Devastation and disbelief was our response when we watched the Gothic cathedral Notre-Dame de Paris ablaze, shorn of its collapsed spire and hungry flames consuming the roof and truss. Because I am wired a certain way, my immediate thoughts went to Notre-Dame’s 1868 organ, a masterpiece of romantic organ-building and, alongside his instrument at Paris’s Saint-Sulpice, the crowning glory of its builder Aristide Cavaillé-Coll’s career. Almost miraculously, the 8,000-plus pipe instrument has survived, damaged neither by fire nor water.
Notre-Dame is a cradle of Western church music, with the likes of Léonin (c1150 – c1201) and Pérotin (c1200) establishing the Notre-Dame school of polyphony. With their names having been passed on to posterity, “they mark the earliest transition where composers stepped out of anonymity to become artist-individuals”, according to the music journalist Bernhard Neuhoff.
But Notre-Dame is just as associated with music written for and on its organ – specifically the romantic organ school that centered around the Cavaillé-Coll instrument that replaced the medieval Friedrich Schambantz instrument (1403–1730) and its classical François Thierry successor (1730–1838).

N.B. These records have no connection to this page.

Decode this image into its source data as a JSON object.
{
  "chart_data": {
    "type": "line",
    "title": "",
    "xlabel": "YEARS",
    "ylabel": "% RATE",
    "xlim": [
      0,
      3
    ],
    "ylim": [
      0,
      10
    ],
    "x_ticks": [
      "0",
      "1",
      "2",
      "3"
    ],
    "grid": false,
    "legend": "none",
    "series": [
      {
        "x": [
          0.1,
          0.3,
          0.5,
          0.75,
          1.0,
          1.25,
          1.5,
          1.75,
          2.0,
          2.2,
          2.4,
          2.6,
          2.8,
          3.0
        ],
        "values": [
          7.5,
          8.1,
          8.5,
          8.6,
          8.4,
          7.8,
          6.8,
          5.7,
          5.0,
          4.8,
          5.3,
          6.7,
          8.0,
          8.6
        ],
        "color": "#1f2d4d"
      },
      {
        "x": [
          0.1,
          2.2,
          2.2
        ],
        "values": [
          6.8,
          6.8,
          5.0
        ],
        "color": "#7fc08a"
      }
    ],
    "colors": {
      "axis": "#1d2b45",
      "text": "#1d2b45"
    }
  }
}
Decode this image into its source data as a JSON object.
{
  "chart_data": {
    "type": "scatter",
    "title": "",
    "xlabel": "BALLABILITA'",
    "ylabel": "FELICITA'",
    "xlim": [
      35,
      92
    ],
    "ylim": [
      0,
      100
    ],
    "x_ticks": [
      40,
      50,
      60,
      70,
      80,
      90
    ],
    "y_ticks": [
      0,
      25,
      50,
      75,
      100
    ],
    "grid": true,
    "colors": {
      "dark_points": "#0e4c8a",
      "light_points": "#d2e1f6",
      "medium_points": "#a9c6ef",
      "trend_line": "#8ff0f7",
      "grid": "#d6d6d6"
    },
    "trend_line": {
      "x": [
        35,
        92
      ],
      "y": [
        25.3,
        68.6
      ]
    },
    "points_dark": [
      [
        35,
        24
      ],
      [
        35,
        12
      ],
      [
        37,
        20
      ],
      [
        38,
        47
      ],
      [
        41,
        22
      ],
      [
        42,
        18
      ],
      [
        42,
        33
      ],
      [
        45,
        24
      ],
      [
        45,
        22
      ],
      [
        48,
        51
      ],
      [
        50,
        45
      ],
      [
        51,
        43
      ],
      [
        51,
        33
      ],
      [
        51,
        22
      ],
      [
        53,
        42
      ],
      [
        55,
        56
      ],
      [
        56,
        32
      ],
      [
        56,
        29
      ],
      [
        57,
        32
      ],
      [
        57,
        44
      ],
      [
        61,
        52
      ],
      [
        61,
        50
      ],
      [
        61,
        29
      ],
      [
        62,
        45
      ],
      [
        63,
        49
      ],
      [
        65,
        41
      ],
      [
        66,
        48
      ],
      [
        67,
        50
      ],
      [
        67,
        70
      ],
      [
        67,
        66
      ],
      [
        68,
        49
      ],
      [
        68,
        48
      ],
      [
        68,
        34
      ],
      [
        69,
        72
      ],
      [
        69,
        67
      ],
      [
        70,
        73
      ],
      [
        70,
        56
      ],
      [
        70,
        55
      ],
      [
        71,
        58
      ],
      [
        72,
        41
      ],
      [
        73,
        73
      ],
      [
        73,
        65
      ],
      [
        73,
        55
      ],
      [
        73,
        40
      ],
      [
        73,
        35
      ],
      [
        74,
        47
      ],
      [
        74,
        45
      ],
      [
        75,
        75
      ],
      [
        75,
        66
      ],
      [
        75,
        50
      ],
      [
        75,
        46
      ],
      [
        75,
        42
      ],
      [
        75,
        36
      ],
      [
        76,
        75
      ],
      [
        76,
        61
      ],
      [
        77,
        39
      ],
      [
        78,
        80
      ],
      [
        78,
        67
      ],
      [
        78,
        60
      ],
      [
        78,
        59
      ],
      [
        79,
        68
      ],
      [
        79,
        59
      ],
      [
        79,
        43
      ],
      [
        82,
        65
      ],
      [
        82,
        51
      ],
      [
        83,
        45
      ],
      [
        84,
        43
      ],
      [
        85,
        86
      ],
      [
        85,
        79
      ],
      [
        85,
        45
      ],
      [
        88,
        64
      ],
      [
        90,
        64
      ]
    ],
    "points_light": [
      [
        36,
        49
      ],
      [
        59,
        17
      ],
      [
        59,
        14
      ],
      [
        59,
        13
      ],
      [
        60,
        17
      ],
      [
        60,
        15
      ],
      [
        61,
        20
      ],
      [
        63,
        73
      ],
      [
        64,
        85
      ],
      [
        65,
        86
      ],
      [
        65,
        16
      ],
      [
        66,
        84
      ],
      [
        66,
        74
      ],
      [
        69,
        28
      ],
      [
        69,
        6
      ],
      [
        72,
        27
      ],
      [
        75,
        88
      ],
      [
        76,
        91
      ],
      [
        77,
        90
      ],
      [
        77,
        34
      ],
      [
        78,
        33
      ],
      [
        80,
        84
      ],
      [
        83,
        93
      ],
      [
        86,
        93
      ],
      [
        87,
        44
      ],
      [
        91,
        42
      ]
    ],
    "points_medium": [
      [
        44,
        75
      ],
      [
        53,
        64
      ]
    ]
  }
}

Perhaps no composer’s music is more closely associated with that organ than that of Louis Vierne, titular organist at Notre-Dame from 1900 until 1937 – not the least because he died on the console’s bench, performing on his beloved organ. Three days later his funeral was held at Notre-Dame – the organ, covered in black, remained quiet throughout. Curiously, there are exceedingly few recordings of his many organ works on “his” instrument – and his beautiful if introverted Messe Solennelle for two organs and choir was composed for and premiered at Saint-Sulpice.
This is why we’ll look to one of Vierne’s successors as titular organist at Notre-Dame, Olivier Latry. He has recorded the complete organ works by Messiaen on this instrument (Deutsche Grammophon); a disc celebrating his composer-organist predecessors at Notre-Dame: Daquin, Balbastre, Beauvarlet-Charpentier, Vierne and Cochereau (Naïve, out of print); a disc of transcriptions (Midnight at Notre Dame, also DG); and most recently Bach on the smart La Dolce Volta label.
Bach is not a natural composer for a grand romantic French instrument which has as much to do with Bach’s organs as a spit-roast with a microwave. But Latry performs these “key works of Protestantism in one of the most emblematic centres of Catholicism” without smudging the polyphony that gives Bach its super-added quality, despite a whopping seven seconds reverb at Notre-Dame. The way the great Passacaglia BWV 582 slowly swells from the lowest depth is at once fascinatingly true to Bach’s music and reminiscent of the openings of Beethoven’s Ninth Symphony or Wagner’s Rheingold. When it rises to full glory before the fugue, the effect is one of breathtaking splendour. Bach to the Future is the last sound-document of that magnificent organ: hearing it will give gladness that the instrument still stands – even if it shall take a decade or two to ring out again in all its glory.